Veteran printing head Vyomesh “VJ” Joshi, 57, will leave the company.
In addition, HP said its global accounts organization, responsible for selling commercial tech products to big customers around the world, would be added to the responsibilities of David Donatelli, an executive vice president who already oversees the HP division responsible for producing commercial data center hardware, such as servers, storage and networking gear.
The company said Jan Zadak, an executive vice president who had overseen global sales, will move into a new role that will be announced later.
HP also said it will consolidate marketing functions from different business units under Marty Homlish, the company’s chief marketing officer. Similarly, chief communications officer Henry Gomez will now oversee public relations staffers across the company.
The biggest changes, however, involve printing and PCs, which have been the powerhouse businesses at HP in past years, but which are no longer the biggest growth engines.
Printing and PCs provided a combined $15 billion in revenue for HP last quarter, or about half the company’s total sales. But both divisions have reported slowing sales in recent years, as printing habits have changed and consumers have turned to smartphones and tablets as alternatives to PCs.
HP has considered a number of broad changes for its PC and printing groups in recent years, including former CEO Leo Apotheker’s controversial proposal last summer to get out of the PC business entirely. That plan was part of a broader strategic effort to emphasize more profitable businesses, including commercial software and cloud computing.
Whitman vetoed the idea of a PC spinoff soon after she replaced Apotheker last fall, after concluding it didn’t make financial sense. But she has said HP will continue to expand its software and commercial tech businesses.
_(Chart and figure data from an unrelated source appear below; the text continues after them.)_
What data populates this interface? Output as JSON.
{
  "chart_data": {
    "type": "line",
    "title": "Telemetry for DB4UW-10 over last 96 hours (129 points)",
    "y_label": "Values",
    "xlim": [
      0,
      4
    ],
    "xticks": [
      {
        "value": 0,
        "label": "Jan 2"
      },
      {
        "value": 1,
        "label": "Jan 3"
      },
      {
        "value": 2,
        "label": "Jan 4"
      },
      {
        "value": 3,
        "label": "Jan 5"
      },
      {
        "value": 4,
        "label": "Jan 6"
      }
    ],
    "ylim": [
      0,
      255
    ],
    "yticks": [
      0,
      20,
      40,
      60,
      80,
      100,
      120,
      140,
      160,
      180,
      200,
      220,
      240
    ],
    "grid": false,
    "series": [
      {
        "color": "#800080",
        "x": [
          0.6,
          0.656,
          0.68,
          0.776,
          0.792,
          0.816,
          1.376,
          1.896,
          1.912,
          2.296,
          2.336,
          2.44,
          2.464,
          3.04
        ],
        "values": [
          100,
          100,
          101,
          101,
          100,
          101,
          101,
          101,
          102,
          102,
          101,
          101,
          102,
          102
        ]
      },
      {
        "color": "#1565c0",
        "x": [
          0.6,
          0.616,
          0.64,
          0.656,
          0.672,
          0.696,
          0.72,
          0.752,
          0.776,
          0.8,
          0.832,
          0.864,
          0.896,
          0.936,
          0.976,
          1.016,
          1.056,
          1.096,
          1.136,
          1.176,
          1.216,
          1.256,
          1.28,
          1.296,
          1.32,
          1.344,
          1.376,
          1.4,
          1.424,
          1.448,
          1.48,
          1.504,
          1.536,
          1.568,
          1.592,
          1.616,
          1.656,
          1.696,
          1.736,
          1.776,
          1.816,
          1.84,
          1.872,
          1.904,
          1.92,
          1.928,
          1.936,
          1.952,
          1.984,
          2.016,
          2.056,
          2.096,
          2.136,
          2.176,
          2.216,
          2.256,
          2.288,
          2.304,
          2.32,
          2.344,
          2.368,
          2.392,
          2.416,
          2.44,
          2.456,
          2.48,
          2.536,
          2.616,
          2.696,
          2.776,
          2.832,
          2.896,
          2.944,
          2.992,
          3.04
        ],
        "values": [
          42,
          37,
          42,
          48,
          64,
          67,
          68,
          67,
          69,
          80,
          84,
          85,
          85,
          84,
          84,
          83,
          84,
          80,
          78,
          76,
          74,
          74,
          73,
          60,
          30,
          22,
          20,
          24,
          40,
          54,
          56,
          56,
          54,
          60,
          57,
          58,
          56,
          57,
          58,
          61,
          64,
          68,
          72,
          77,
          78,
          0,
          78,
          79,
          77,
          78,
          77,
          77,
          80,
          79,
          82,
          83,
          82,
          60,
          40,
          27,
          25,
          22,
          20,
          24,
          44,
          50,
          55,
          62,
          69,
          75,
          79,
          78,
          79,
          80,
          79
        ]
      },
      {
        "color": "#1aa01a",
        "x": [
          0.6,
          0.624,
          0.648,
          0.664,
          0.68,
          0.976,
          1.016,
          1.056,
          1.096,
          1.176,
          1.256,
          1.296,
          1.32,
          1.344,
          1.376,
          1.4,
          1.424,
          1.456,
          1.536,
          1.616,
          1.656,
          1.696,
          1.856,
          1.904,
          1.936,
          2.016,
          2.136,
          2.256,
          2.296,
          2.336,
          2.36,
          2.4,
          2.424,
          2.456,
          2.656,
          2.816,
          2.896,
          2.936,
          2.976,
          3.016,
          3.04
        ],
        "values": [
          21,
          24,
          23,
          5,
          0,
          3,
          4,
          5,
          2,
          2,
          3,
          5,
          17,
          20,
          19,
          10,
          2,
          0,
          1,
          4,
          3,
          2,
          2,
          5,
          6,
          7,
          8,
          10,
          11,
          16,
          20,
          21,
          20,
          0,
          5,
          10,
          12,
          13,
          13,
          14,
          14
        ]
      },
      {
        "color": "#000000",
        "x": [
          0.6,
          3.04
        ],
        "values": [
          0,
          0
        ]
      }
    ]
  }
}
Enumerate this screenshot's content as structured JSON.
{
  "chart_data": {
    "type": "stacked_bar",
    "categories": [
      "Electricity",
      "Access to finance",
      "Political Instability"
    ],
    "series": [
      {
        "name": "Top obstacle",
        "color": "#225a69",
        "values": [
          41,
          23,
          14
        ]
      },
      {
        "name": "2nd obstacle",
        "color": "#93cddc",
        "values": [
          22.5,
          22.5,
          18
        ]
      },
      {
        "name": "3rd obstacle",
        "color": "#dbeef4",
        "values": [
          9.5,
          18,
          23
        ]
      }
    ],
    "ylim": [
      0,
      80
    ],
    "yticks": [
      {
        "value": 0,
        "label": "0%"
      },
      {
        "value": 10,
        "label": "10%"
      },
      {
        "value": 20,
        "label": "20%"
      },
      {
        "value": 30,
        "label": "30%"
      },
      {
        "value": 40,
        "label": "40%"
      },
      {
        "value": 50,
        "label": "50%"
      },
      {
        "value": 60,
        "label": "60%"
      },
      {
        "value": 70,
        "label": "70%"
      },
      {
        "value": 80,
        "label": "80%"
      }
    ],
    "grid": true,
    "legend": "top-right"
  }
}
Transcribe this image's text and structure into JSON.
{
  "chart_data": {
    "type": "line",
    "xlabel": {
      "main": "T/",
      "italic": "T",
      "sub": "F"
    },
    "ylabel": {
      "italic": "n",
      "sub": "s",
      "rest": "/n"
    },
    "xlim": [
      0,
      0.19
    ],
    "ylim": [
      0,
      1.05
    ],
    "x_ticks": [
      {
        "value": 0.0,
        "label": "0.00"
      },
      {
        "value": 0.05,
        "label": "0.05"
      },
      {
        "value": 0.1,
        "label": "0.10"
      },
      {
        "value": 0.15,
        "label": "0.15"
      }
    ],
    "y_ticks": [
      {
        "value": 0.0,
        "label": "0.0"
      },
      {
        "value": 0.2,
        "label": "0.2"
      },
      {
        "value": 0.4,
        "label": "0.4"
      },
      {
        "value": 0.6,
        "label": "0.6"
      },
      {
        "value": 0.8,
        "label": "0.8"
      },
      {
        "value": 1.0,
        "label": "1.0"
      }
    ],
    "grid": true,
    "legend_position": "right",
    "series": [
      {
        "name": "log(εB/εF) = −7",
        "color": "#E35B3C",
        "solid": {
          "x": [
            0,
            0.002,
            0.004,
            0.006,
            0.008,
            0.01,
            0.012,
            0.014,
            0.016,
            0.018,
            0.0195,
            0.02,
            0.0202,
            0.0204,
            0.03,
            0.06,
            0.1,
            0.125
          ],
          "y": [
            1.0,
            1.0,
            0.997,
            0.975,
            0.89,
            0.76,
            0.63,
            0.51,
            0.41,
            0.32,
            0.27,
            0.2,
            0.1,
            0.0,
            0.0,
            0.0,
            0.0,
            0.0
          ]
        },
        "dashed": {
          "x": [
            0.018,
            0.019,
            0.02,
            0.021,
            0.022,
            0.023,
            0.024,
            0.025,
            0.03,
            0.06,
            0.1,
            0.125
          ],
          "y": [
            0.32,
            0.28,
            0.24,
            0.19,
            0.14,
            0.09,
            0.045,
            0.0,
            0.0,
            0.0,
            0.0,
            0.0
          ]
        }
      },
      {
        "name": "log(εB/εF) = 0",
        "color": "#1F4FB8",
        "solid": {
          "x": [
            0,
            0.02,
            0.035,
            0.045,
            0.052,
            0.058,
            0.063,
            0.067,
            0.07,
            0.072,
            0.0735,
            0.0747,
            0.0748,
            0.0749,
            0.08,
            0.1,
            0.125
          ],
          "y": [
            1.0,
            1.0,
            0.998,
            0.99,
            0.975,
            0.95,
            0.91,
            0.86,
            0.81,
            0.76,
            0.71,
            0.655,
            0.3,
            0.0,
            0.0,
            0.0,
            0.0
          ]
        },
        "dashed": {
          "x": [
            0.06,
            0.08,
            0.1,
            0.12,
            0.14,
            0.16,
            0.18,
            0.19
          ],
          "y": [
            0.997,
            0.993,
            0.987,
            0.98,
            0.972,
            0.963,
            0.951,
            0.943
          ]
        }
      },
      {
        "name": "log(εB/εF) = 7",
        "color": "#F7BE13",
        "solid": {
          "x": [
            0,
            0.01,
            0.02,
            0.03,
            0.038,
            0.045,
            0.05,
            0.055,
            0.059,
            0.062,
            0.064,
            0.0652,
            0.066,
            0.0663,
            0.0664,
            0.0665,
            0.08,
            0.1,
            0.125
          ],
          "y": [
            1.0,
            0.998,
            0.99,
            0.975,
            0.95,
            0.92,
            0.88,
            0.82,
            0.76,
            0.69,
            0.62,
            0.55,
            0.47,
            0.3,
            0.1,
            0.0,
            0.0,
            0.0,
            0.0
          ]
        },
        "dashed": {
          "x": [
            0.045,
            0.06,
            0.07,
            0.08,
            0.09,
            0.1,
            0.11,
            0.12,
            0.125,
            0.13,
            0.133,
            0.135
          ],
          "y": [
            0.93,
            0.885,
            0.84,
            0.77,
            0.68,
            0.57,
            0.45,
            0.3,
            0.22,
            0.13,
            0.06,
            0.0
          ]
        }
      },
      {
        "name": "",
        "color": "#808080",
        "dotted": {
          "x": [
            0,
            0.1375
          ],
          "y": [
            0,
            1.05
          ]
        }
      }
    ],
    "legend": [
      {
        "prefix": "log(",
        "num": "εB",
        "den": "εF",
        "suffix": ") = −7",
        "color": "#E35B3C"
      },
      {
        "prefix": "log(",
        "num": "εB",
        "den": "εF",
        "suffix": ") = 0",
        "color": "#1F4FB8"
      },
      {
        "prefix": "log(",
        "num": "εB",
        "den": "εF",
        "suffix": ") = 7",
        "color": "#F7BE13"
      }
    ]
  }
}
Reaction on Wall Street to the new plan was mixed.
ISI Group analyst Brian Marshall called the plan “a positive move aimed at value creation.” In an interview, he said combining the two groups should allow HP to cut some redundant costs and increase its buying power for components and other supplies.
Needham analyst Richard Kugele, however, said in an email that he views the restructuring “as a worrying sign” that the printing division may have deeper problems than HP has previously acknowledged. “We believe Bradley can fix the operation, but it would likely take a considerable amount of time.”
Some analysts said the new corporate structure in particular shows the declining prominence of printing at HP. Printing was once the company’s biggest business, providing a third of HP’s annual revenue and more than half its operating profit during the middle years of last decade. But printing’s contribution has gotten smaller as HP has expanded in data center hardware, software and tech services.
While sales of PCs and printers are not drying up overnight, analysts say both businesses are threatened by new technology trends. Many consumers and workers are turning to smartphones and tablets instead of PCs, and they are increasingly using those devices to store and display documents and photos, instead of printing them out.
HP hopes that merging the two divisions will help save money by consolidating sales and other functions. A source familiar with HP’s plans, who spoke on condition of anonymity, said the company also hopes to design and market its printers and PCs more effectively together.
The effect of any cutbacks could not be determined Wednesday. HP has nearly 350,000 employees but it does not provide a breakdown by division. The printing business is headquartered near San Diego, while the PC unit has been based in Silicon Valley.